7 Things You Need for a Successful Recruiting Firm Launch
It’s not as hard as it may seem to get started. Want to make sure you’re on the right track? If you have everything laid out below, you are probably ready to go. If not, maybe take a step back and do some more planning.
For more expert recruiting insights, check out the latest issue of Recruiter.com Magazine:
✅ You’ve Researched and Selected Your Vertical Focus
Whether it’s sales, technology, finance, retail, manufacturing, consumer goods, or something else entirely, your specific industry focus will be the most important decision you make. In many ways, your success as a recruiter depends on building a network of clients (hiring managers) and talent (candidates); the more specific and vertically focused you can be, the better.
Having trouble deciding where to focus? Browse the job boards and see what kinds of positions companies are hiring for. Pay particular attention to the sponsored jobs; employers are paying to advertise these roles, which means candidates are in especially high demand.
✅ You Have an Active LinkedIn Account
Think of LinkedIn the same way the folks who work on Wall Street think of their trading software: They couldn’t do their jobs without it. Before you start your recruiting business, get to at least 500 connections on LinkedIn. You’re going to need a robust network to succeed in this line of work.
✅ You’ve Purchased and Set Up Your Candidate Tracking Software
More commonly referred to as an applicant tracking system (ATS), this software is how you’ll keep track of your job orders and candidates. A good ATS will have search functionality built in, so you can find candidates from past searches for new ones, as well as a pipeline tool to track who has been submitted and who is interviewing where and when. Personally, I recommend CATS.
✅ You Have a Bookkeeping System (Like Quickbooks)
You’re going to need a way to send out invoices to ensure you get paid for your placements. I personally prefer Quickbooks because of its user-friendly interface and mobile app, as well as the variety of add-on products you can purchase as you expand.

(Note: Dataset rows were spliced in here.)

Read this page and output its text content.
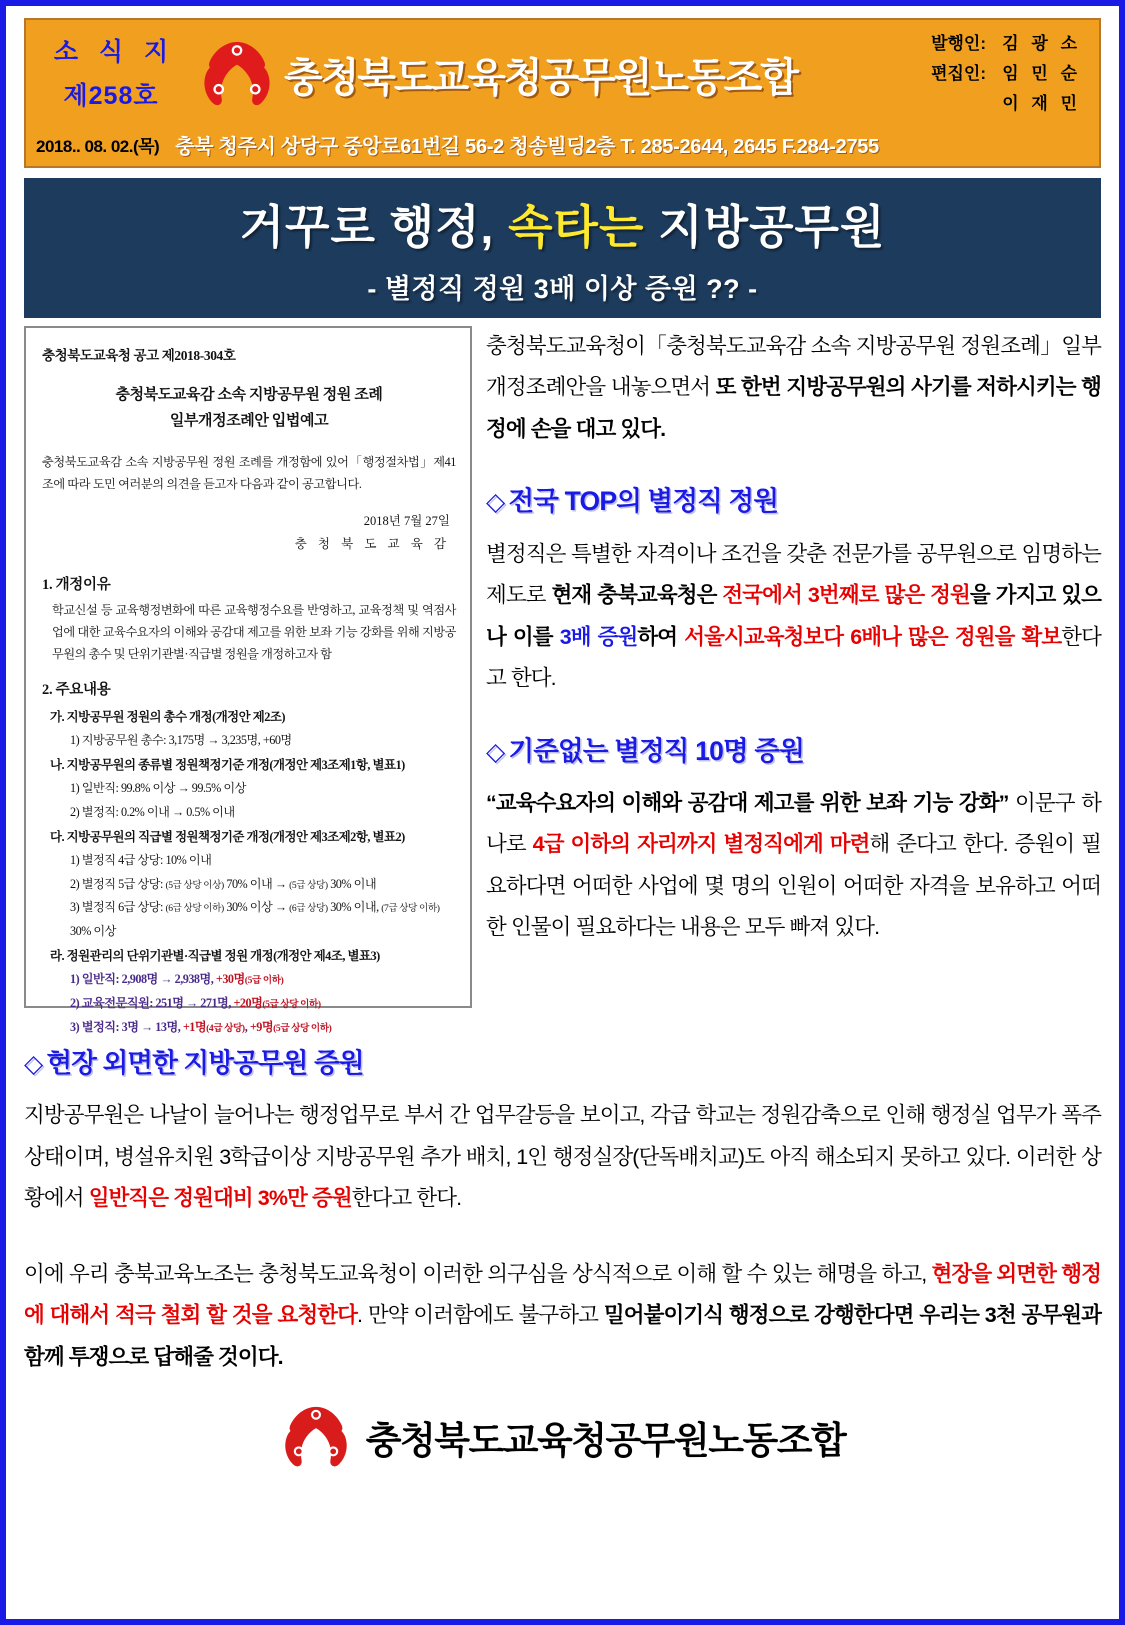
소 식 지
제258호	충청북도교육청공무원노동조합
발행인: 김 광 소
편집인: 임 민 순
이 재 민
2018.. 08. 02.(목) 충북 청주시 상당구 중앙로61번길 56-2 청송빌딩2층 T. 285-2644, 2645 F.284-2755
거꾸로 행정, 속타는 지방공무원
- 별정직 정원 3배 이상 증원 ?? -
충청북도교육청 공고 제2018-304호
충청북도교육감 소속 지방공무원 정원 조례
일부개정조례안 입법예고
충청북도교육감 소속 지방공무원 정원 조례를 개정함에 있어「행정절차법」제41조에 따라 도민 여러분의 의견을 듣고자 다음과 같이 공고합니다.
2018년 7월 27일
충 청 북 도 교 육 감
1. 개정이유
학교신설 등 교육행정변화에 따른 교육행정수요를 반영하고, 교육정책 및 역점사업에 대한 교육수요자의 이해와 공감대 제고를 위한 보좌 기능 강화를 위해 지방공무원의 총수 및 단위기관별·직급별 정원을 개정하고자 함
2. 주요내용
가. 지방공무원 정원의 총수 개정(개정안 제2조)
1) 지방공무원 총수: 3,175명 → 3,235명, +60명
나. 지방공무원의 종류별 정원책정기준 개정(개정안 제3조제1항, 별표1)
1) 일반직: 99.8% 이상 → 99.5% 이상
2) 별정직: 0.2% 이내 → 0.5% 이내
다. 지방공무원의 직급별 정원책정기준 개정(개정안 제3조제2항, 별표2)
1) 별정직 4급 상당: 10% 이내
2) 별정직 5급 상당: (5급 상당 이상) 70% 이내 → (5급 상당) 30% 이내
3) 별정직 6급 상당: (6급 상당 이하) 30% 이상 → (6급 상당) 30% 이내, (7급 상당 이하) 30% 이상
라. 정원관리의 단위기관별·직급별 정원 개정(개정안 제4조, 별표3)
1) 일반직: 2,908명 → 2,938명, +30명(5급 이하)
2) 교육전문직원: 251명 → 271명, +20명(5급 상당 이하)
3) 별정직: 3명 → 13명, +1명(4급 상당), +9명(5급 상당 이하)

충청북도교육청이「충청북도교육감 소속 지방공무원 정원조례」일부개정조례안을 내놓으면서 또 한번 지방공무원의 사기를 저하시키는 행정에 손을 대고 있다.

◇ 전국 TOP의 별정직 정원

별정직은 특별한 자격이나 조건을 갖춘 전문가를 공무원으로 임명하는 제도로 현재 충북교육청은 전국에서 3번째로 많은 정원을 가지고 있으나 이를 3배 증원하여 서울시교육청보다 6배나 많은 정원을 확보한다고 한다.

◇ 기준없는 별정직 10명 증원

“교육수요자의 이해와 공감대 제고를 위한 보좌 기능 강화” 이문구 하나로 4급 이하의 자리까지 별정직에게 마련해 준다고 한다. 증원이 필요하다면 어떠한 사업에 몇 명의 인원이 어떠한 자격을 보유하고 어떠한 인물이 필요하다는 내용은 모두 빠져 있다.

◇ 현장 외면한 지방공무원 증원

지방공무원은 나날이 늘어나는 행정업무로 부서 간 업무갈등을 보이고, 각급 학교는 정원감축으로 인해 행정실 업무가 폭주상태이며, 병설유치원 3학급이상 지방공무원 추가 배치, 1인 행정실장(단독배치교)도 아직 해소되지 못하고 있다. 이러한 상황에서 일반직은 정원대비 3%만 증원한다고 한다.

이에 우리 충북교육노조는 충청북도교육청이 이러한 의구심을 상식적으로 이해 할 수 있는 해명을 하고, 현장을 외면한 행정에 대해서 적극 철회 할 것을 요청한다. 만약 이러함에도 불구하고 밀어붙이기식 행정으로 강행한다면 우리는 3천 공무원과 함께 투쟁으로 답해줄 것이다.

충청북도교육청공무원노동조합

✅ You’re Set Up on G Suite
As an independent recruiter, you’ll spend a large part of your day scheduling interviews and meetings in your calendar and the calendars of your clients. Invest in something like G Suite for this purpose. You’ll get a branded email address, plus access to Google Calendar and the ecosystem of third-party apps that integrate seamlessly.
✅ You’ve Adopted an Always-on Mentality
Without a doubt the most important thing you’ll need to prepare for when starting your own recruiting firm is the impact the business will have on your lifestyle. You’ll need to embrace an always-on mentality. Work never stops in this field. If you’re someone who likes to shut down after 8-10 hours of work in a day, this might not be the best path for you to take.
The good news? You can leave the office any time you want. The bad news? You may need to talk a call on a Sunday morning. The honest truth: You won’t mind at all, because you’ll know that each activity is a step closer to a placement or money in the bank.
✅ You’ve Received Proper Training
I can’t stress this enough! If you’ve been working for a reputable recruiting or staffing firm and have learned the ins and outs of the business from someone who knows what they are doing (and has a track record to prove it), you are probably in good shape. If not, you’ll want to get a crash course in how all of this works. An experienced recruiting coach can help get you on the right track, but the real test will be when you put what you’ve learned to work for yourself.